Gaspar Noé /Tracks Arte
Gaspar Noé face à la caméra : Arte Tracks (1998)
En 1998, alors que Seul contre tous vient de fracasser les certitudes du cinéma français, la chaîne Arte consacre à Gaspar Noé un documentaire dans son magazine culturel Tracks. Loin du portrait promotionnel ou du simple reportage de festival, ce film bref mais dense agit comme une plongée frontale dans l’esprit d’un cinéaste déjà perçu comme l’un des plus dérangeants de sa génération.
À cette époque, Gaspar Noé n’est pas encore la figure internationale qu’il deviendra avec Irréversible ou Enter the Void. Il est un cinéaste marginal, polémique, souvent caricaturé, dont Seul contre tous a suscité autant de rejets violents que de soutiens passionnés. Arte Tracks saisit précisément ce moment de bascule : celui où Noé devient un objet de débat culturel autant qu’un auteur à part entière.
Le documentaire capte un réalisateur sans filtre, fidèle à la radicalité de son cinéma. Noé y parle de violence, de morale, de spectateur, mais aussi de cinéma comme expérience physique, presque agressive. Il ne cherche ni à se justifier ni à adoucir son propos. Comme ses films, sa parole est frontale, parfois provocante, toujours habitée par l’idée que le cinéma doit déranger pour exister.
Tracks s’attarde longuement sur Seul contre tous, film-monologue porté par Philippe Nahon, dont la violence verbale et psychologique a choqué jusqu’au cœur des institutions culturelles. Noé y revendique un cinéma qui ne guide pas le spectateur moralement, qui le confronte à ses propres limites. Le documentaire montre ainsi comment le cinéaste conçoit le malaise non comme un effet secondaire, mais comme une matière première artistique.
Ce qui frappe dans ce Arte Tracks, c’est la cohérence entre l’homme filmé et l’œuvre qu’il défend.

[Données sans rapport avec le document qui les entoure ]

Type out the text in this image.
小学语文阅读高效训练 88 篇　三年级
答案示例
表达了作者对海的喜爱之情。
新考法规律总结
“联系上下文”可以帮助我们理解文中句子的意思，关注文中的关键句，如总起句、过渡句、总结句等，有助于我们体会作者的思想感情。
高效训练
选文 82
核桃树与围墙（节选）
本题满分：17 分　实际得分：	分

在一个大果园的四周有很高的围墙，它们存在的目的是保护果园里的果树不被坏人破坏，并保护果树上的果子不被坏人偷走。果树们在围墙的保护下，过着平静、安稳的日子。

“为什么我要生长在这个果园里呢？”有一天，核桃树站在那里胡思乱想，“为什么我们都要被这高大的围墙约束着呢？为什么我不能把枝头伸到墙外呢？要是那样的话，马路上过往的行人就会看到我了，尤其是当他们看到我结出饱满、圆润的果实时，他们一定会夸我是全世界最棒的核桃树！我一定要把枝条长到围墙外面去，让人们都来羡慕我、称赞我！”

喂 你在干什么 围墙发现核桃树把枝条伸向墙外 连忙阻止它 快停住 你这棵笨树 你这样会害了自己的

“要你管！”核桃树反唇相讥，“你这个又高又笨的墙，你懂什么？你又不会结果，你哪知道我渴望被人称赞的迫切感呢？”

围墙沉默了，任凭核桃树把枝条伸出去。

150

Noé apparaît comme un cinéaste en guerre contre le confort narratif, contre le consensus, mais aussi contre une certaine idée policée du cinéma d’auteur français. Il y est montré au travail, dans la discussion, parfois dans la confrontation, révélant un rapport presque combatif à l’image et au son.
Le documentaire éclaire également la place centrale de Philippe Nahon dans ce cinéma. Même lorsqu’il n’est pas physiquement présent à l’écran, son personnage du boucher hante le propos. Tracks donne à comprendre que ce cinéma ne repose pas uniquement sur des idées, mais sur des corps, des voix, des présences capables d’incarner l’indicible. Le duo Noé–Nahon, déjà analysé et débattu, trouve ici un prolongement réflexif : l’acteur devient le vecteur d’un cinéma de la transgression assumée.

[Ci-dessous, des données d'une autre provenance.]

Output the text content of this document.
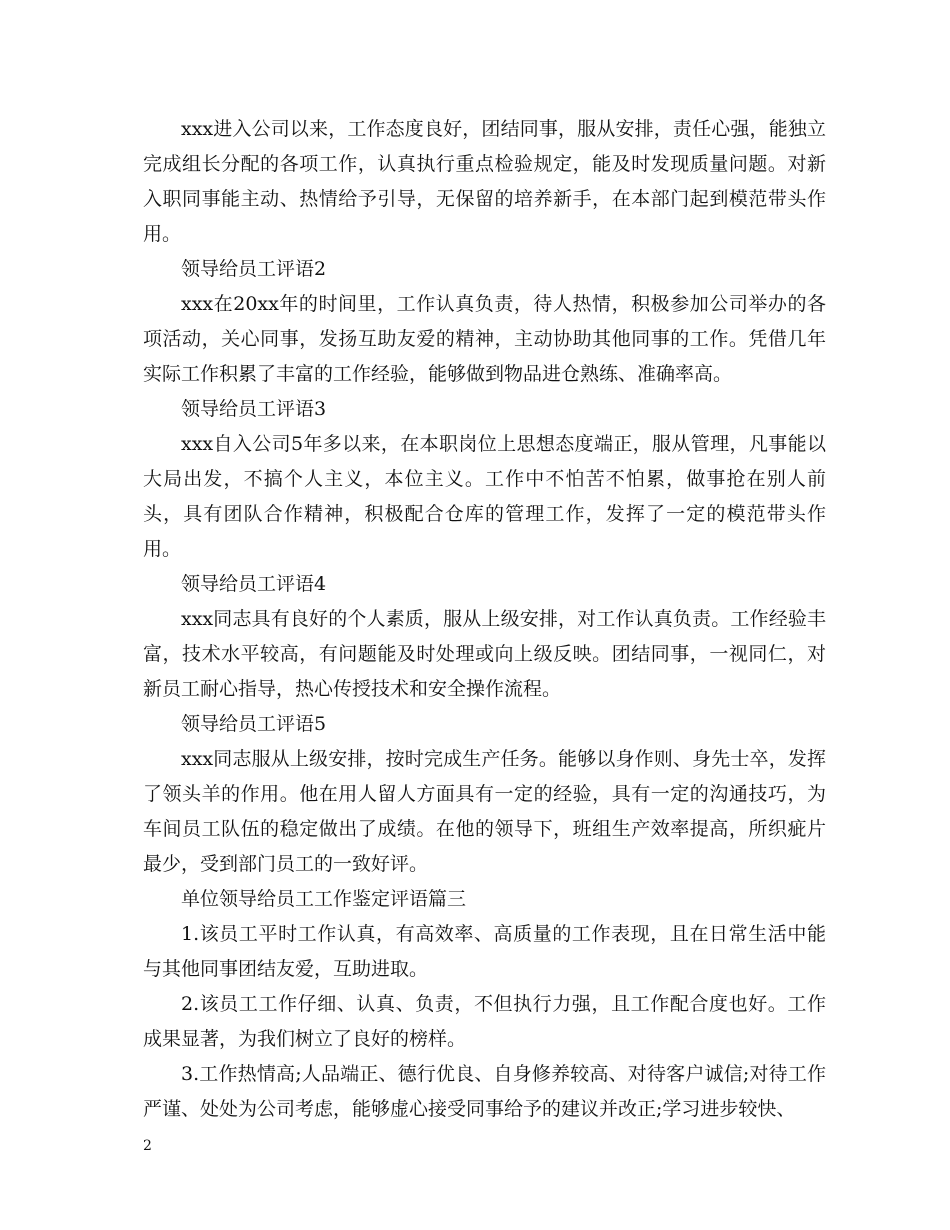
xxx进入公司以来，工作态度良好，团结同事，服从安排，责任心强，能独立完成组长分配的各项工作，认真执行重点检验规定，能及时发现质量问题。对新入职同事能主动、热情给予引导，无保留的培养新手，在本部门起到模范带头作用。

领导给员工评语2

xxx在20xx年的时间里，工作认真负责，待人热情，积极参加公司举办的各项活动，关心同事，发扬互助友爱的精神，主动协助其他同事的工作。凭借几年实际工作积累了丰富的工作经验，能够做到物品进仓熟练、准确率高。

领导给员工评语3

xxx自入公司5年多以来，在本职岗位上思想态度端正，服从管理，凡事能以大局出发，不搞个人主义，本位主义。工作中不怕苦不怕累，做事抢在别人前头，具有团队合作精神，积极配合仓库的管理工作，发挥了一定的模范带头作用。

领导给员工评语4

xxx同志具有良好的个人素质，服从上级安排，对工作认真负责。工作经验丰富，技术水平较高，有问题能及时处理或向上级反映。团结同事，一视同仁，对新员工耐心指导，热心传授技术和安全操作流程。

领导给员工评语5

xxx同志服从上级安排，按时完成生产任务。能够以身作则、身先士卒，发挥了领头羊的作用。他在用人留人方面具有一定的经验，具有一定的沟通技巧，为车间员工队伍的稳定做出了成绩。在他的领导下，班组生产效率提高，所织疵片最少，受到部门员工的一致好评。

单位领导给员工工作鉴定评语篇三

1.该员工平时工作认真，有高效率、高质量的工作表现，且在日常生活中能与其他同事团结友爱，互助进取。

2.该员工工作仔细、认真、负责，不但执行力强，且工作配合度也好。工作成果显著，为我们树立了良好的榜样。

3.工作热情高;人品端正、德行优良、自身修养较高、对待客户诚信;对待工作严谨、处处为公司考虑，能够虚心接受同事给予的建议并改正;学习进步较快、

2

Avec le recul, ce Arte Tracks apparaît comme un document précieux. Il capture Gaspar Noé avant la consécration internationale, à un moment où son cinéma est encore perçu comme une anomalie, voire une menace. Il témoigne d’une époque où la télévision culturelle pouvait offrir un espace à des œuvres et des discours radicaux, sans chercher à les neutraliser.
Plus qu’un simple portrait, Arte Tracks fonctionne comme un miroir critique de Seul contre tous. Il prolonge le film dans le réel, en déplaçant la violence de la fiction vers le champ du débat artistique et moral. En ce sens, le documentaire participe pleinement de l’œuvre de Gaspar Noé : inconfortable, nécessaire, et résolument hostile à toute forme de tiédeur.